W. Kindel,
You asked; ‘Why is it that a company needs to perform its own internal quality system audit, when we've already hired a registrar to come in and do the same thing?’
Well, the fact is, you haven’t hired a registrar to come in and do the same thing. All you have done is asked a registrar to come in and do his own thing, whatever that is. I don’t know the registrar’s plan and objectives and I doubt whether you do. All we know is that, when it is over, he will registrar or refuse to registrar, based on his own rules. We have some knowledge of what he won’t do, though;
We expect that the decision will bear some relationship to our compliance with ISO 9001/2 although it will not guarantee full compliance, even at the time of the audit. What we do know, for sure, is that it will not have been run according to our established and maintained documented procedures for planning and implementing internal audit and that, in this, it fails to meet the requirements of ISO 9001/2. Other requirements it normally fails to meet are our need to; identify the responsibilities of persons who will carry out the internal audit; provide the necessary resources including personnel and be responsible to ensure they have adequate training; initiate the audits according to our own audit schedule, etc. We will also have to audit the internal audit function with independent auditors, ie, auditors not from the registrar. Finally, we will have to review the implementation and effectiveness and take corrective action as necessary, through management review, getting committment from the registrar to put right any failures in his conformance with our procedures and objectives.
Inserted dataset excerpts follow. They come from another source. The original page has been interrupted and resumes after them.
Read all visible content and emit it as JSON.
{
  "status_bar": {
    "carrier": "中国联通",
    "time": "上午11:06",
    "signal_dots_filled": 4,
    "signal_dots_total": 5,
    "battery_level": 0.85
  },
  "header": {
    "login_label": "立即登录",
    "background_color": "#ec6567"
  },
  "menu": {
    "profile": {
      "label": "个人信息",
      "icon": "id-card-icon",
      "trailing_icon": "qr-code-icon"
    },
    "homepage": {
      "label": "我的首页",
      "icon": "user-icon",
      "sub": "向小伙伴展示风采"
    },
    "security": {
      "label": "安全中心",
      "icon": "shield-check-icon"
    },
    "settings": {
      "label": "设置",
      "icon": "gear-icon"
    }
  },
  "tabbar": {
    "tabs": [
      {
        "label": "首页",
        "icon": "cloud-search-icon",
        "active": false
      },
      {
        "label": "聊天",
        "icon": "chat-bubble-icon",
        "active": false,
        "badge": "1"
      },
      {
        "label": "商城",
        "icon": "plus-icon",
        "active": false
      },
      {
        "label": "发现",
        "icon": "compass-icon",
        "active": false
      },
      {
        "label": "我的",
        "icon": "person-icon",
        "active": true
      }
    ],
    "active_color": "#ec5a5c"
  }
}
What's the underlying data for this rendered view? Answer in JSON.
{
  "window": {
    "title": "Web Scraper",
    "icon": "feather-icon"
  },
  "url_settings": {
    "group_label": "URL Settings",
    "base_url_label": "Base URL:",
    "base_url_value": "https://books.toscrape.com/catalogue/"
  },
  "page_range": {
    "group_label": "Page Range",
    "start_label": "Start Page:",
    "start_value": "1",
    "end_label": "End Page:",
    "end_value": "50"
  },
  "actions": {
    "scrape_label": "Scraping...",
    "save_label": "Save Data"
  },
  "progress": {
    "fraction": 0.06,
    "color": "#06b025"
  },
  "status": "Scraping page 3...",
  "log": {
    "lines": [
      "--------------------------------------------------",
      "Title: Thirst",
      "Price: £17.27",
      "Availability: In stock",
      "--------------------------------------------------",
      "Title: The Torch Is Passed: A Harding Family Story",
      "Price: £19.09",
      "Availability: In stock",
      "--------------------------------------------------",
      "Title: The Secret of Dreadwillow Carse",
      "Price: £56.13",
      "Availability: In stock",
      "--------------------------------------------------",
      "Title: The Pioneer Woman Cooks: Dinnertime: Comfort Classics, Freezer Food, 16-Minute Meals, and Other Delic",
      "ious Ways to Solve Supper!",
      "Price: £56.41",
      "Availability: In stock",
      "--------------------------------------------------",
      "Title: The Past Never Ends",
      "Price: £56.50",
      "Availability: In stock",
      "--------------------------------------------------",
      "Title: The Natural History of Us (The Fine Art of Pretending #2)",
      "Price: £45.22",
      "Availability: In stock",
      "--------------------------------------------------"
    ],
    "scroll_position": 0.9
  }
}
We will have to record these failures, report them to his management and follow up on corrective action within his process.***
I don’t see any reason, within ISO 9001/2 why you can’t go ahead and do this, given that you get the agreement of your registrar, of course. (this might not be easy and I wouldn’t be surprised if the fee went up by about 1000%, or 10,000% when the registrar saw what you were expecting to do to him)
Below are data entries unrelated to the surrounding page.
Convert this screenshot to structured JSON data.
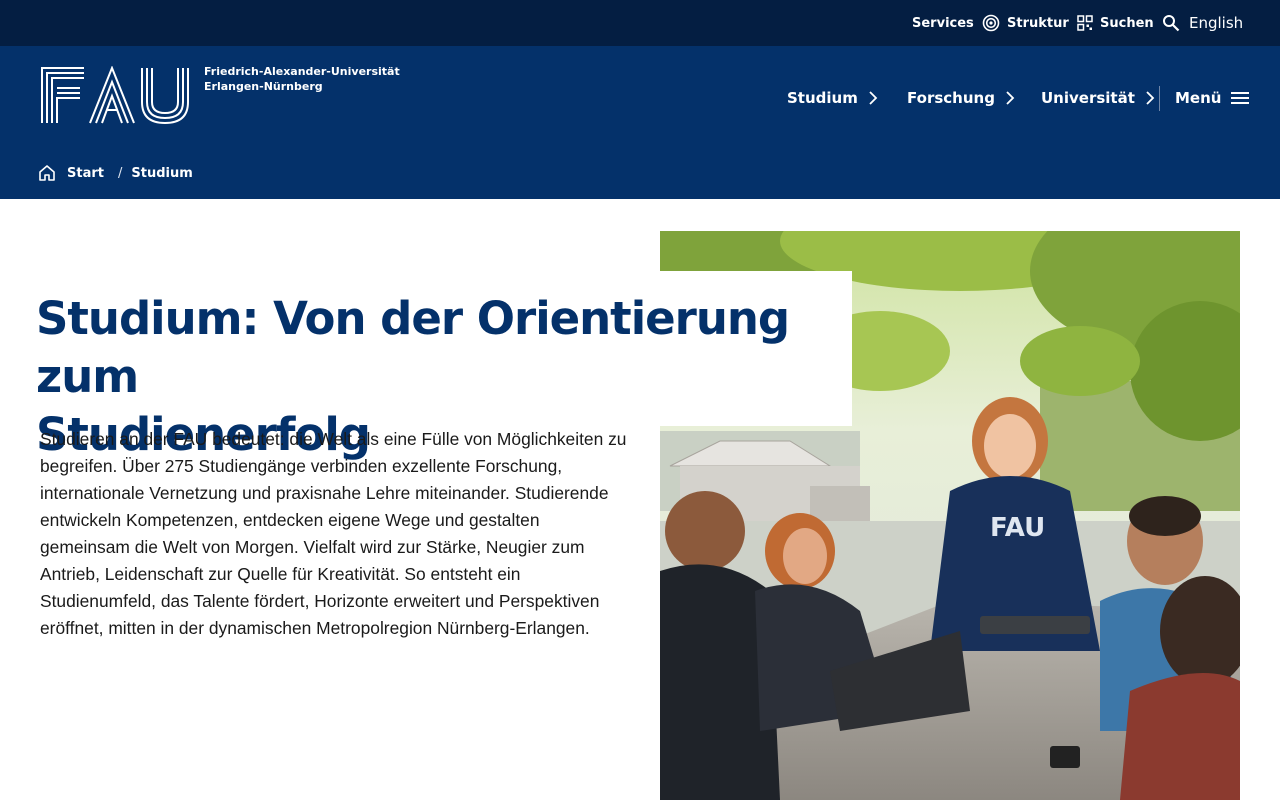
{
  "topbar": {
    "services": "Services",
    "struktur": "Struktur",
    "suchen": "Suchen",
    "english": "English"
  },
  "header": {
    "university_line1": "Friedrich-Alexander-Universität",
    "university_line2": "Erlangen-Nürnberg",
    "logo_text": "FAU",
    "nav": {
      "studium": "Studium",
      "forschung": "Forschung",
      "universitaet": "Universität",
      "menu": "Menü"
    },
    "breadcrumb": {
      "start": "Start",
      "separator": "/",
      "current": "Studium"
    }
  },
  "main": {
    "title_line1": "Studium: Von der Orientierung zum",
    "title_line2": "Studienerfolg",
    "intro": "Studieren an der FAU bedeutet: die Welt als eine Fülle von Möglichkeiten zu begreifen. Über 275 Studiengänge verbinden exzellente Forschung, internationale Vernetzung und praxisnahe Lehre miteinander. Studierende entwickeln Kompetenzen, entdecken eigene Wege und gestalten gemeinsam die Welt von Morgen. Vielfalt wird zur Stärke, Neugier zum Antrieb, Leidenschaft zur Quelle für Kreativität. So entsteht ein Studienumfeld, das Talente fördert, Horizonte erweitert und Perspektiven eröffnet, mitten in der dynamischen Metropolregion Nürnberg-Erlangen.",
    "hoodie_print": "FAU"
  },
  "colors": {
    "topbar_bg": "#041e42",
    "header_bg": "#04316a",
    "title_text": "#04316a"
  },
  "icons": [
    "services-icon",
    "struktur-icon",
    "search-icon",
    "chevron-right-icon",
    "hamburger-menu-icon",
    "home-icon"
  ]
}
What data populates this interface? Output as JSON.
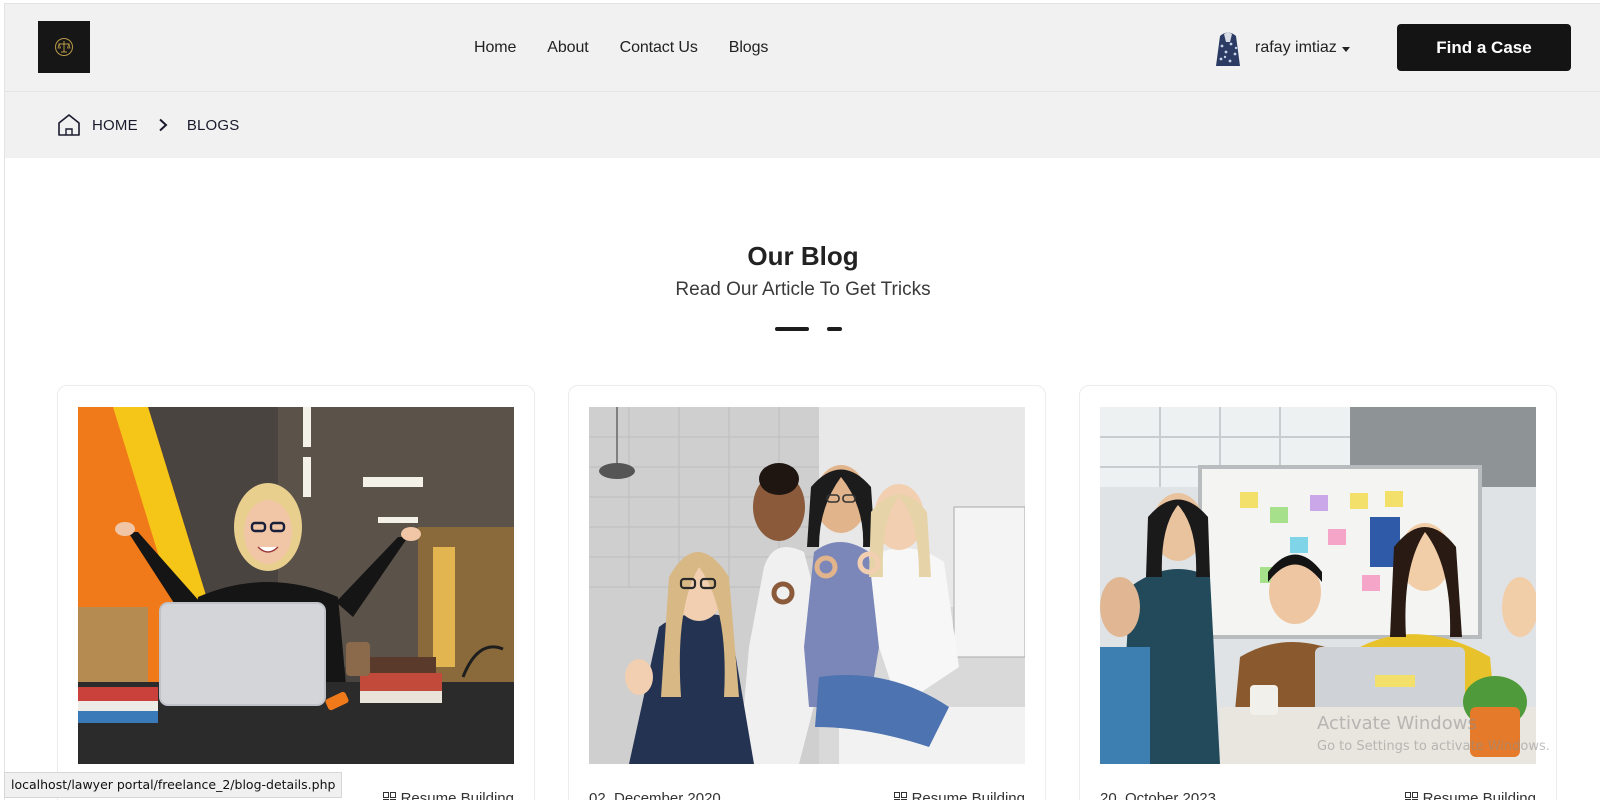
{
  "header": {
    "nav": [
      "Home",
      "About",
      "Contact Us",
      "Blogs"
    ],
    "user_name": "rafay imtiaz",
    "cta_label": "Find a Case"
  },
  "breadcrumb": {
    "home": "HOME",
    "current": "BLOGS"
  },
  "section": {
    "title": "Our Blog",
    "subtitle": "Read Our Article To Get Tricks"
  },
  "posts": [
    {
      "date": "",
      "category": "Resume Building",
      "photo": "woman-with-laptop"
    },
    {
      "date": "02, December 2020",
      "category": "Resume Building",
      "photo": "group-ok-gesture"
    },
    {
      "date": "20, October 2023",
      "category": "Resume Building",
      "photo": "team-celebrating"
    }
  ],
  "status_url": "localhost/lawyer portal/freelance_2/blog-details.php",
  "windows_watermark": {
    "line1": "Activate Windows",
    "line2": "Go to Settings to activate Windows."
  },
  "colors": {
    "bar_bg": "#f1f1f1",
    "cta_bg": "#141414",
    "text": "#222222"
  }
}
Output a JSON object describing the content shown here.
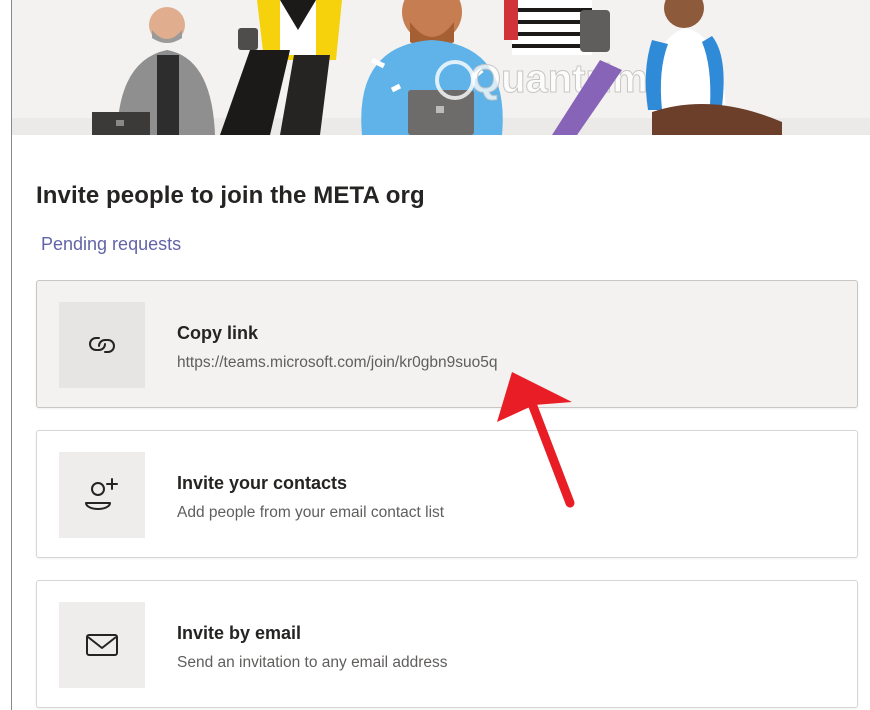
{
  "header": {
    "watermark": "Quantrimang"
  },
  "invite": {
    "title": "Invite people to join the META org",
    "pending_link": "Pending requests"
  },
  "options": [
    {
      "label": "Copy link",
      "subtitle": "https://teams.microsoft.com/join/kr0gbn9suo5q",
      "icon": "link-icon",
      "highlighted": true
    },
    {
      "label": "Invite your contacts",
      "subtitle": "Add people from your email contact list",
      "icon": "add-person-icon",
      "highlighted": false
    },
    {
      "label": "Invite by email",
      "subtitle": "Send an invitation to any email address",
      "icon": "mail-icon",
      "highlighted": false
    }
  ],
  "colors": {
    "accent": "#6264a7",
    "annotation_arrow": "#e81d25",
    "card_highlight": "#f3f2f1"
  }
}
It’s not looking so good so far, is it? But there’s more, though it's pretty mundane stuff; No doubt there is another set of requirements relating to what registrars can and can not do, which will scupper your plan completely. I’ve never looked at these requirements but I would be very surprised if there isn’t an ‘independance’ clause in the rules handed down to them, just as there is in our clause 4.17, which will say that the people doing the work cannot make the call on whether the work is in compliance, ie; the registrar cannot award registration to his own organisation or to any organisation to which that registrar is answerable. I can’t say for certain that this is the case but if you do want an authoritive answer then you should ask your registrar and see what they say.
Thanks for the question - it's an interesting one. More interesting than at first glance when you think about the implications of the requirements it imposes on contracted auditors (see my *** above) and the can of worms this could open. I never thought about this before and I doubt if many people have. Being a contracted internal auditor myself, I prefer to say no more for the present. Keep the lid on the can.
rgds, John C
[This message has been edited by John C (edited 21 November 2000).]